Okla. Wheat Fields Generally Well-Established Despite Rain Related Complications- Bushong ReportsFri, 16 Nov 2018 10:26:00 CST
Oklahoma State University hosted its latest Wheat Webinar Friday, November 16, 2018. Extension Agronomy Specialist Josh Bushong of OSU’s Department of Plant and Soil Sciences was featured, offering a brief overview of the state’s winter wheat planting status. You can listen to Bushong’s full remarks by clicking or tapping the LISTEN BAR below at the bottom of the page.
According to Bushong, quite a bit of wheat was planted in Oklahoma this year for either dual-purpose or for graze out. He reports that many producers were in the fields as early as August. Those early planted fields grew rapidly reaching near shin to knee height before laying down after the recent snow event.

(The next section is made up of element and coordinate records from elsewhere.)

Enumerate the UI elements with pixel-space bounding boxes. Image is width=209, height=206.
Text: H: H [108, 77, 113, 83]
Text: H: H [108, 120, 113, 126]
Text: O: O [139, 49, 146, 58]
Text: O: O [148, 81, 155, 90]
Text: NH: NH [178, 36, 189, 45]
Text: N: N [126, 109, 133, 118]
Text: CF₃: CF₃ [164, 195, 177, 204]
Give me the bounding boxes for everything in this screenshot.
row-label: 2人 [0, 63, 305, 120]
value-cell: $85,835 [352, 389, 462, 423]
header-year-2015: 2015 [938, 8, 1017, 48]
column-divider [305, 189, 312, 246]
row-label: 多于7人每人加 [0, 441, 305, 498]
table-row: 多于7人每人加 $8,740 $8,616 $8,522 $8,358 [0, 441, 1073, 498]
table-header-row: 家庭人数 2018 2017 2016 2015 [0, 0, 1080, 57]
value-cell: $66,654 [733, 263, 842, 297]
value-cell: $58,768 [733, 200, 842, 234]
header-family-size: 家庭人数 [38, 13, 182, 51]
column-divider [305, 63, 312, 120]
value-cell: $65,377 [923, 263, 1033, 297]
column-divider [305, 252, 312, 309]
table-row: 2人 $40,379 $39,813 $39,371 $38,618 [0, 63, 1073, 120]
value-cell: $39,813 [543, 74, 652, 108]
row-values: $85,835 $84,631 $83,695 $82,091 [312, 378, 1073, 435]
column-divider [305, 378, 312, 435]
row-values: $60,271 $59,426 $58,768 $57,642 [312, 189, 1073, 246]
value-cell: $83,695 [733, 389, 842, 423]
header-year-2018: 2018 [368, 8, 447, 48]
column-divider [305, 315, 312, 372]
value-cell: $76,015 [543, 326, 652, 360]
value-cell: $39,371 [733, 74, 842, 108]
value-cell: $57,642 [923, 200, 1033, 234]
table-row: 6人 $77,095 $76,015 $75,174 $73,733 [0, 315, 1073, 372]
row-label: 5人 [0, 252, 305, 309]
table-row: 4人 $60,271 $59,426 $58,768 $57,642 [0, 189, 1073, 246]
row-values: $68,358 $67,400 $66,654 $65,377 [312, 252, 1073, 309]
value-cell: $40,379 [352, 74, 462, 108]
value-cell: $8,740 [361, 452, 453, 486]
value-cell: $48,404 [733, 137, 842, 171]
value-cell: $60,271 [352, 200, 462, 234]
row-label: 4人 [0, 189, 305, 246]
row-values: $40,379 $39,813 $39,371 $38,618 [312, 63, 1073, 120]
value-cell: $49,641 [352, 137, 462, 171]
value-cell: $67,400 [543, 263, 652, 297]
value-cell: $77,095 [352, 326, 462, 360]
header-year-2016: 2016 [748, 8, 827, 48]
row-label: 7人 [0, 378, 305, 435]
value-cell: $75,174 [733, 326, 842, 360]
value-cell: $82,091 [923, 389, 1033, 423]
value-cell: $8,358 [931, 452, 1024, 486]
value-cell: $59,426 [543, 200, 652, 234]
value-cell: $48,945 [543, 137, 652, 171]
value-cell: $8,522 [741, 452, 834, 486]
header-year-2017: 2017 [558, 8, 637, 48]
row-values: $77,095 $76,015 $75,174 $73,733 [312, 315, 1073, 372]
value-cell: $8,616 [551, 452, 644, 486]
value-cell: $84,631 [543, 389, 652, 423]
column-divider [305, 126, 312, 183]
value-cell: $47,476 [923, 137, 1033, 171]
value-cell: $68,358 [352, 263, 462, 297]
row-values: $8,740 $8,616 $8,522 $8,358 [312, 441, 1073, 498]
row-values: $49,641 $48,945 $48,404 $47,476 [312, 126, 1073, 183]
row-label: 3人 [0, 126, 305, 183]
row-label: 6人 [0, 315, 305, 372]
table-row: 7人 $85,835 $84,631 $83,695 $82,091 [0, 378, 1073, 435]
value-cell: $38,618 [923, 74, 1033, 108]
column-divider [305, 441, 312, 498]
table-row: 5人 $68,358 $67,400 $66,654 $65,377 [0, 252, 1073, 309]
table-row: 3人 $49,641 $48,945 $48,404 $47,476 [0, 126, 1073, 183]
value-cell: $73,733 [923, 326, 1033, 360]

At the start of planting season, Bushong says there were some intermittent issues with cutworms and grasshoppers. Several rainfall events that began in early September caused planting delays across the state. Pests and washouts forced many farmers to replant their fields. Overall warm soils this fall though, allowed other farmers who waited to sow their wheat an opportunity to plant between the rain events. Late season plantings, according to Bushong, are wrapping up for the year.
Early reports from the countryside indicate that most early planted wheat is showing good establishment, while late planted fields are catching up. However, Bushong says during the last three weeks, fields have shown little growth progress. Most farmers are reporting good root system development in their fields, with good structure and tillars.

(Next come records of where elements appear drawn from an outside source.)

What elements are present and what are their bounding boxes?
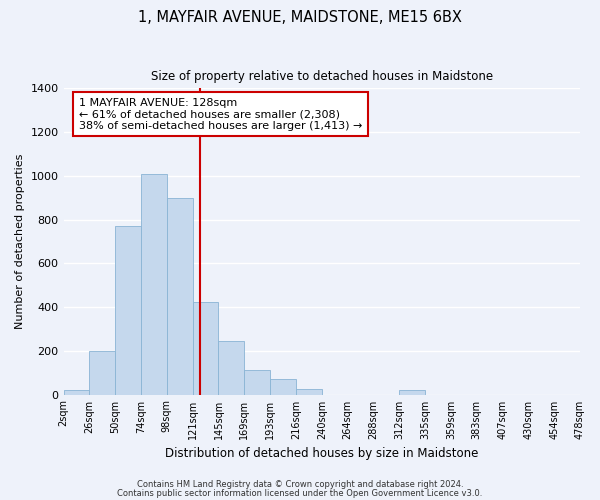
Bar (270, 379, 296, 394)
Bar (64, 390, 89, 394)
Bar (296, 389, 322, 394)
Bar (399, 390, 425, 394)
Bar (167, 198, 193, 394)
Text: 1, MAYFAIR AVENUE, MAIDSTONE, ME15 6BX: 1, MAYFAIR AVENUE, MAIDSTONE, ME15 6BX (138, 10, 462, 25)
Bar (115, 226, 141, 394)
Bar (218, 341, 244, 394)
X-axis label: Distribution of detached houses by size in Maidstone: Distribution of detached houses by size … (165, 447, 478, 460)
Text: Contains HM Land Registry data © Crown copyright and database right 2024.: Contains HM Land Registry data © Crown c… (137, 480, 463, 489)
Bar (193, 302, 218, 394)
Bar (244, 370, 270, 394)
Y-axis label: Number of detached properties: Number of detached properties (15, 154, 25, 329)
Text: 1 MAYFAIR AVENUE: 128sqm
← 61% of detached houses are smaller (2,308)
38% of sem: 1 MAYFAIR AVENUE: 128sqm ← 61% of detach… (79, 98, 362, 130)
Title: Size of property relative to detached houses in Maidstone: Size of property relative to detached ho… (151, 70, 493, 83)
Text: Contains public sector information licensed under the Open Government Licence v3: Contains public sector information licen… (118, 489, 482, 498)
Bar (141, 174, 167, 394)
Bar (89, 351, 115, 395)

Some producers have already turned cattle out to graze wheat pastures. Bushong says for the most part, fields are well-enough established and dried out from the ample moisture. Some fields on the other hand, Bushong worries might have been allowed to graze a bit prematurely- wishing to see fields given at least another week of warm temperatures to soak up.
For grain-only fields, Bushong says heavy anhydrous applications coupled with rainfall events in mid-October have led to leaching issues in some areas and resulted in the yellowing of some wheat fields.
Total wheat acres in Oklahoma this year, based on his estimates, will likely be down compared to last year and especially in comparison to the historical average.